A hotel group which turned down quarantine business says the decision is paying off with occupancy rates on the rise.
Quest Apartment Hotels says despite widespread setbacks their July sales finished just 7 per cent below revenue for the same time last year.
The company's chief executive Stephen Mansfield said throughout the country its 35 properties were 75 per cent full.
''We've never relied on the tourism market - we've never focused on the international market.''
The chain turned down business to operate as isolation hotels for returning New Zealanders.
''When you do the quarantine you take yourself out of the market you've been investing in and you kill your branding,'' said Mansfield.
''Even though it was easy money in the short term we believed in what was best for our business. Our franchisees wholeheartedly supported that - we're seeing the benefits of it now.''
In July the chain bounced back quickly from complete lockdowns and since the Auckland Covid resurgence in August there had been a strong recovery.
''Our current tracking for September also suggests a high degree of resilience in our model and market at level 2.5.''
During the level 4 lockdown in April occupancy was running at 40 per cent.
"We actually received bookings from more than 500 new companies across our properties between early May and late June, as well as a further 550 new companies in July and August, paving the way for further strengthening of the brand in the medium to long run.''
However, the impact of Covid-19 on the accommodation and hospitality industry had been significant, because prior to March, the 2020 fiscal year was on track to be a record earning one for Quest.

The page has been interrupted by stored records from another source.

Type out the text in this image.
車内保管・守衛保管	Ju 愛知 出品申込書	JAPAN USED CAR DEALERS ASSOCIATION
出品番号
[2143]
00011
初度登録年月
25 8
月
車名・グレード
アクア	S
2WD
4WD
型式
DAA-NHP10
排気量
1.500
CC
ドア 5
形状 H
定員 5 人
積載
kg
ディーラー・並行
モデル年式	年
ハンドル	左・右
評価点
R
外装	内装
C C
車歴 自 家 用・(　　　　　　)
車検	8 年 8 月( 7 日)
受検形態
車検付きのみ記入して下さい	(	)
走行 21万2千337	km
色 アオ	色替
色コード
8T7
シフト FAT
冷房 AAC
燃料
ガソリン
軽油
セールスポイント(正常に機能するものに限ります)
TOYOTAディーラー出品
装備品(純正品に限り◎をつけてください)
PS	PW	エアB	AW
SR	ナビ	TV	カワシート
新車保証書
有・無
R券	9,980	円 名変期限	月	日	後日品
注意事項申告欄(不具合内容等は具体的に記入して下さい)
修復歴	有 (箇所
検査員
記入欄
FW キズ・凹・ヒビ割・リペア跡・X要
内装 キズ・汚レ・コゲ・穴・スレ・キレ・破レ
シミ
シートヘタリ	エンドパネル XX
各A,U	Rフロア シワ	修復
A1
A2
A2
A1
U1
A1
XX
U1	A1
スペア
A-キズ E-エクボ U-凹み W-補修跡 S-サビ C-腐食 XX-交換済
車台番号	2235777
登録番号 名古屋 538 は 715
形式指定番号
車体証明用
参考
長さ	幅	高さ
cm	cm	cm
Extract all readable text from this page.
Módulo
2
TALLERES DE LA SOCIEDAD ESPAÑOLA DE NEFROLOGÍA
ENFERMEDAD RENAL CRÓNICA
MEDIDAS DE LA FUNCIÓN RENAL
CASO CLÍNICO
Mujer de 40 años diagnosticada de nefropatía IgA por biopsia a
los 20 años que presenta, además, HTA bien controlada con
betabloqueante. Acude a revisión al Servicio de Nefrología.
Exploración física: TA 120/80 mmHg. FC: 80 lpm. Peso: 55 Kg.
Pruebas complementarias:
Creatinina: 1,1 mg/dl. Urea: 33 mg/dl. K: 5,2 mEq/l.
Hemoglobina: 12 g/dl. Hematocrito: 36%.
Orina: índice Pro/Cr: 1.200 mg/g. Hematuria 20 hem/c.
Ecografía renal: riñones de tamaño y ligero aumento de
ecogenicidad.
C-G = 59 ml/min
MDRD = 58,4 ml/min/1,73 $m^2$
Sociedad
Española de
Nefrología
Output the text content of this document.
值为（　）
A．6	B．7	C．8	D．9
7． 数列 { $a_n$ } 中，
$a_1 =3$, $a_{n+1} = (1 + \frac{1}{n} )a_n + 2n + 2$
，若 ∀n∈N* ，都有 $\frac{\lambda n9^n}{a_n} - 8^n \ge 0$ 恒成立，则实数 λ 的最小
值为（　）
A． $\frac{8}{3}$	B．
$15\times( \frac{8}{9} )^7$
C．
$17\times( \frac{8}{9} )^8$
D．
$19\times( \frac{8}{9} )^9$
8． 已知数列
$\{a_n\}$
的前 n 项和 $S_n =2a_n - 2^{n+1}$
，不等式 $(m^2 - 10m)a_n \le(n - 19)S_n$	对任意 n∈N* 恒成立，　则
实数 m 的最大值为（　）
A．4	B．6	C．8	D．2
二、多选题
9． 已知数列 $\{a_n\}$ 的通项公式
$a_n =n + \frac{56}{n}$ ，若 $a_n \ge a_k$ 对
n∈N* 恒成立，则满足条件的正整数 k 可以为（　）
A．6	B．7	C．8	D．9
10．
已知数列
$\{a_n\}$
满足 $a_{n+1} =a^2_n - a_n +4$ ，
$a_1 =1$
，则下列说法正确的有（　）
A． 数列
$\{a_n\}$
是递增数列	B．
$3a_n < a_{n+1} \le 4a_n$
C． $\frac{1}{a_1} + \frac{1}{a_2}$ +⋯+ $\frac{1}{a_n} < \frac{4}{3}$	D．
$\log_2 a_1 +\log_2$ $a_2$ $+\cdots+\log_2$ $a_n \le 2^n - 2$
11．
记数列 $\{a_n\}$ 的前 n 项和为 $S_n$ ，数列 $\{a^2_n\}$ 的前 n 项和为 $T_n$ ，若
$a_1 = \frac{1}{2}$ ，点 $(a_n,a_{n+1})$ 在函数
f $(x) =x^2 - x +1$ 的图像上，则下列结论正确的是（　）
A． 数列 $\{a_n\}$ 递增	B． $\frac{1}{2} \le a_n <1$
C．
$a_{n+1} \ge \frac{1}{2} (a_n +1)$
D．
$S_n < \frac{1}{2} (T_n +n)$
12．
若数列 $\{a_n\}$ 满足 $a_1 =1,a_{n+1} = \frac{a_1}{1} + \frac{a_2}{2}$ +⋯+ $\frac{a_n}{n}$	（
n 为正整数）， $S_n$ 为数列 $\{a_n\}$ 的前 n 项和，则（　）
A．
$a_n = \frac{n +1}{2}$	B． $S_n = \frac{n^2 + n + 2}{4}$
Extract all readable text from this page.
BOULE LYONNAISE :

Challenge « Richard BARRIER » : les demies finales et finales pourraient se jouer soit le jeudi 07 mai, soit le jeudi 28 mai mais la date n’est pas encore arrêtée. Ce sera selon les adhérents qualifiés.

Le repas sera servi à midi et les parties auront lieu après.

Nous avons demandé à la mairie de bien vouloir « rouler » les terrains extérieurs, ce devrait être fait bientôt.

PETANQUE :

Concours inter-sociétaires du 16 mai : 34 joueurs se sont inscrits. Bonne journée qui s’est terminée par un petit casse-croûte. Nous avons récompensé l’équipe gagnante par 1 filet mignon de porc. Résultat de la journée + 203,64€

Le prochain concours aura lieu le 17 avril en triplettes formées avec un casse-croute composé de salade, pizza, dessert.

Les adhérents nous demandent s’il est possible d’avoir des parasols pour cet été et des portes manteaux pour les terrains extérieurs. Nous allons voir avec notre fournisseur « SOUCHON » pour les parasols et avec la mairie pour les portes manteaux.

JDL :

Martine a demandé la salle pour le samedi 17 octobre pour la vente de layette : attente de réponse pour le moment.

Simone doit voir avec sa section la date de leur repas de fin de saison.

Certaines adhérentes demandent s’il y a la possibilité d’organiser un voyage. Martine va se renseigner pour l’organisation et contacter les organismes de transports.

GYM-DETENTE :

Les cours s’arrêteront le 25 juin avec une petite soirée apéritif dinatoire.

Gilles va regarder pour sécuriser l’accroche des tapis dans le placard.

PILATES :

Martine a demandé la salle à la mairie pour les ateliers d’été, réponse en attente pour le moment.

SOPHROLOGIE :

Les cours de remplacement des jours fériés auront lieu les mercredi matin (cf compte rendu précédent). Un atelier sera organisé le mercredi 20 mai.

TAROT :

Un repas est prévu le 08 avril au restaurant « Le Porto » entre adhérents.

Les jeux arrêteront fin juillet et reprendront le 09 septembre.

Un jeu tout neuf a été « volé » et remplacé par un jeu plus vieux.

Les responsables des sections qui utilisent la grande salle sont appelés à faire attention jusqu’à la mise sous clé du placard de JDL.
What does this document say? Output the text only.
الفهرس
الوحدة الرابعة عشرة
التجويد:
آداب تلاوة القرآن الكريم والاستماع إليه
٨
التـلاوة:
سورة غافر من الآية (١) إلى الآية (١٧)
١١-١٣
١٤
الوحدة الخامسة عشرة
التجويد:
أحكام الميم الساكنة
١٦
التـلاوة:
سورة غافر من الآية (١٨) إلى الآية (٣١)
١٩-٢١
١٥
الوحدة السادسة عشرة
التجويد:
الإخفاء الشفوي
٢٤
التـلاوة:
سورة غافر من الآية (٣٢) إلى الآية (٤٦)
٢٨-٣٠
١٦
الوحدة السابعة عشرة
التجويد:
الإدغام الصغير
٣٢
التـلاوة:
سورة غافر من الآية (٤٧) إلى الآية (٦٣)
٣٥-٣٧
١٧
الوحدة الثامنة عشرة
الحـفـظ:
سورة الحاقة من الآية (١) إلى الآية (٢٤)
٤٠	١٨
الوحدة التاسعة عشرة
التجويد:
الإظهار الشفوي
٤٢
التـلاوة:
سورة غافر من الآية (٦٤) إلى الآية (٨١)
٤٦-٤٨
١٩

''We make a 30 year commitment to our sites and you imagine you will have a couple of economic shocks during that time.''
Mansfield said demand for accommodation - predominantly driven from the private sector - would remain strong in the coming year.
"Demand is already ahead of projected budgets for October, and factors such as Air New Zealand recently selling 70,000 flights in a single day with increased capacity across the country provides even more positive signs."
Earlier in the year hotels in the chain got about $2m in rent relief - but also paid $4m in rent.
''We held our own. We were supported not carried.''
While the corporate and Government market is providing support for Quest, figures today from the Ministry of Business Innovation and Employment showed tourism spending dropped across all regions for the year ending August compared to the previous year. It dropped 15 per cent to $25.1 billion.
Auckland, Otago and West Coast experienced the biggest decline, with a 20 per cent drop in annual spend. Northland and Hawke's Bay had the smallest drop in annual tourism spending, down 7 per cent.
Tourism spending in the month of August has seen a decrease in many regions. Auckland has continued seeing the largest fall in tourism spend in August, down 61 per cent to $255m.